Edward Snowden is still taking asylum in Russia three years after leaking classified NSA documents. Getty Images

Never one to mince words on the United States’ surveillance programs or its national cybersecurity since taking the international stage three years ago, former NSA contractor and whistleblower Edward Snowden said Wednesday the U.S. and other governments place too much emphasis on offense rather than defense when it comes to cybersecurity.

Snowden, who is still taking asylum in Russia after leaking millions of classified NSA documents in 2013, spoke during a live-stream discussion with German outlet Süddeutsche Zeitung , according to, and explored topics like journalism and the very nature of cybersecurity conducted by governments.

"Journalists are increasingly a threatened class when we think about the right to privacy," Snowden said. "Yes, I can give you tips on how to protect your communications, but you are going to be engaging in an arms race that you simply cannot win. You must fight this on the front pages and you must win, if you want to be able to report in the same way that you've been able to do in the previous centuries."

Snowden also said that journalists are severely outgunned when it comes to taking on or exposing governments and their internal cyber-surveillance programs.

“Things are pretty bad for our side. For the government's side, it's never been easier,” he said. “How do we reconcile this with this idea that these are theoretically, as far as our understanding of mathematics goes, unbreakable communications? It's because what we're doing is we're thwarting mass surveillance when we use encryption. We're not stopping targeted surveillance. Because even, again, if you have the most well-encrypted device in the world, if the government spends a million dollars to pay a hacker to exploit your phone personally, they will very likely succeed."

He went on: “In our current state of the art, offense is easier than defense. This is an unfortunate artifact of the fact that governments around the world have prioritized offensive capabilities for the benefit of spying on people so much more strongly than they have defensive capabilities, preventing our countries from being hacked. ”

Snowden mentioned the recent hacks of the Democratic National Committee, which exposed the party’s inner workings throughout the presidential election, as an example of how exposed he believes the U.S. is to cyberattacks.

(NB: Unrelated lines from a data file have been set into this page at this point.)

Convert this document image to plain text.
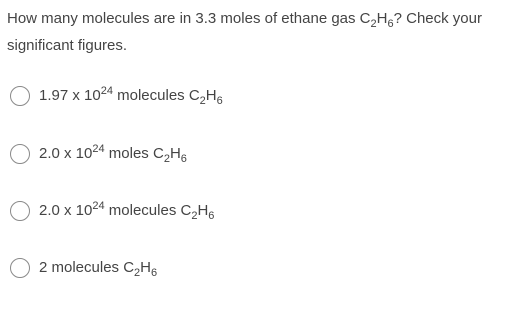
How many molecules are in 3.3 moles of ethane gas $C_2H_6$? Check your significant figures.
1.97 x $10^{24}$ molecules $C_2H_6$
2.0 x $10^{24}$ moles $C_2H_6$
2.0 x $10^{24}$ molecules $C_2H_6$
2 molecules $C_2H_6$
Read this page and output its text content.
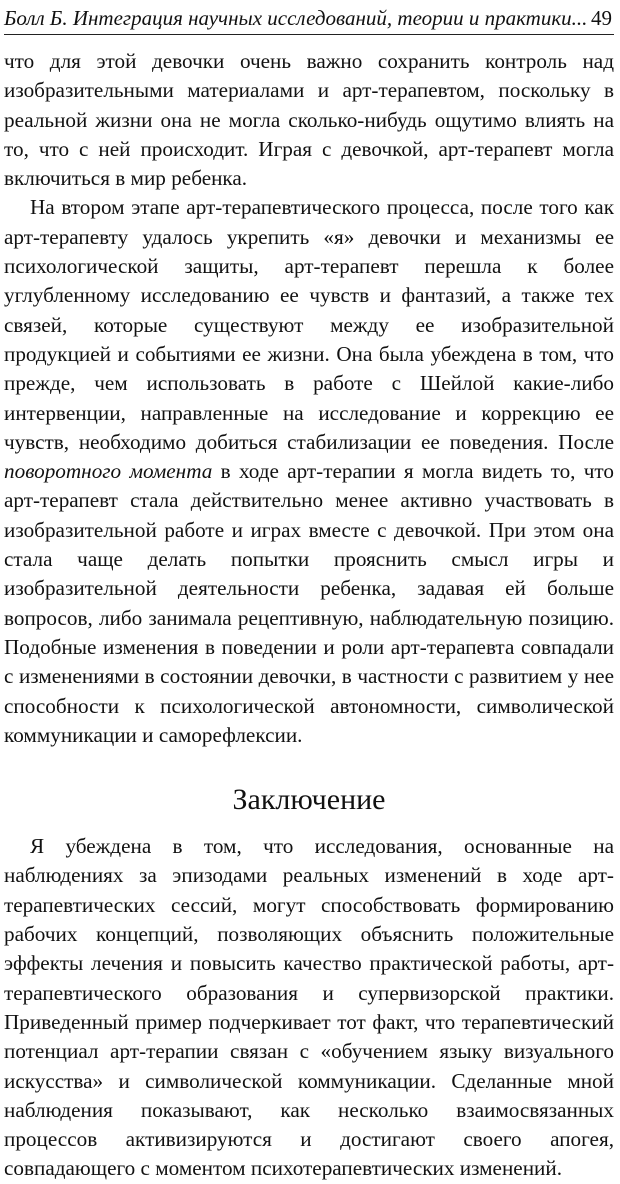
Болл Б. Интеграция научных исследований, теории и практики... 49

что для этой девочки очень важно сохранить контроль над изобразительными материалами и арт-терапевтом, поскольку в реальной жизни она не могла сколько-нибудь ощутимо влиять на то, что с ней происходит. Играя с девочкой, арт-терапевт могла включиться в мир ребенка.

На втором этапе арт-терапевтического процесса, после того как арт-терапевту удалось укрепить «я» девочки и механизмы ее психологической защиты, арт-терапевт перешла к более углубленному исследованию ее чувств и фантазий, а также тех связей, которые существуют между ее изобразительной продукцией и событиями ее жизни. Она была убеждена в том, что прежде, чем использовать в работе с Шейлой какие-либо интервенции, направленные на исследование и коррекцию ее чувств, необходимо добиться стабилизации ее поведения. После поворотного момента в ходе арт-терапии я могла видеть то, что арт-терапевт стала действительно менее активно участвовать в изобразительной работе и играх вместе с девочкой. При этом она стала чаще делать попытки прояснить смысл игры и изобразительной деятельности ребенка, задавая ей больше вопросов, либо занимала рецептивную, наблюдательную позицию. Подобные изменения в поведении и роли арт-терапевта совпадали с изменениями в состоянии девочки, в частности с развитием у нее способности к психологической автономности, символической коммуникации и саморефлексии.

Заключение

Я убеждена в том, что исследования, основанные на наблюдениях за эпизодами реальных изменений в ходе арт-терапевтических сессий, могут способствовать формированию рабочих концепций, позволяющих объяснить положительные эффекты лечения и повысить качество практической работы, арт-терапевтического образования и супервизорской практики. Приведенный пример подчеркивает тот факт, что терапевтический потенциал арт-терапии связан с «обучением языку визуального искусства» и символической коммуникации. Сделанные мной наблюдения показывают, как несколько взаимосвязанных процессов активизируются и достигают своего апогея, совпадающего с моментом психотерапевтических изменений.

“We can hack Russia ten times; it will cause less damage to them than one hack to us will cause. We can hack North Korea 1,000 times, and they will suffer less damage than if they hacked us a single time. This is not a game that we want to get into, so why are we doing so? It's because policy is short-sighted,” he said.

Recently, Snowden and his supporters took part in an international campaign to try and convince President Barack Obama to pardon him in the final months of his tenure and allow Snowden to return to the U.S. However, Snowden is still facing charges under the Espionage Act and significant jail time.

Last month, a Norwegian court denied Snowden's request to enter the country to accept an award and be free of arrest and extradition back to the U.S.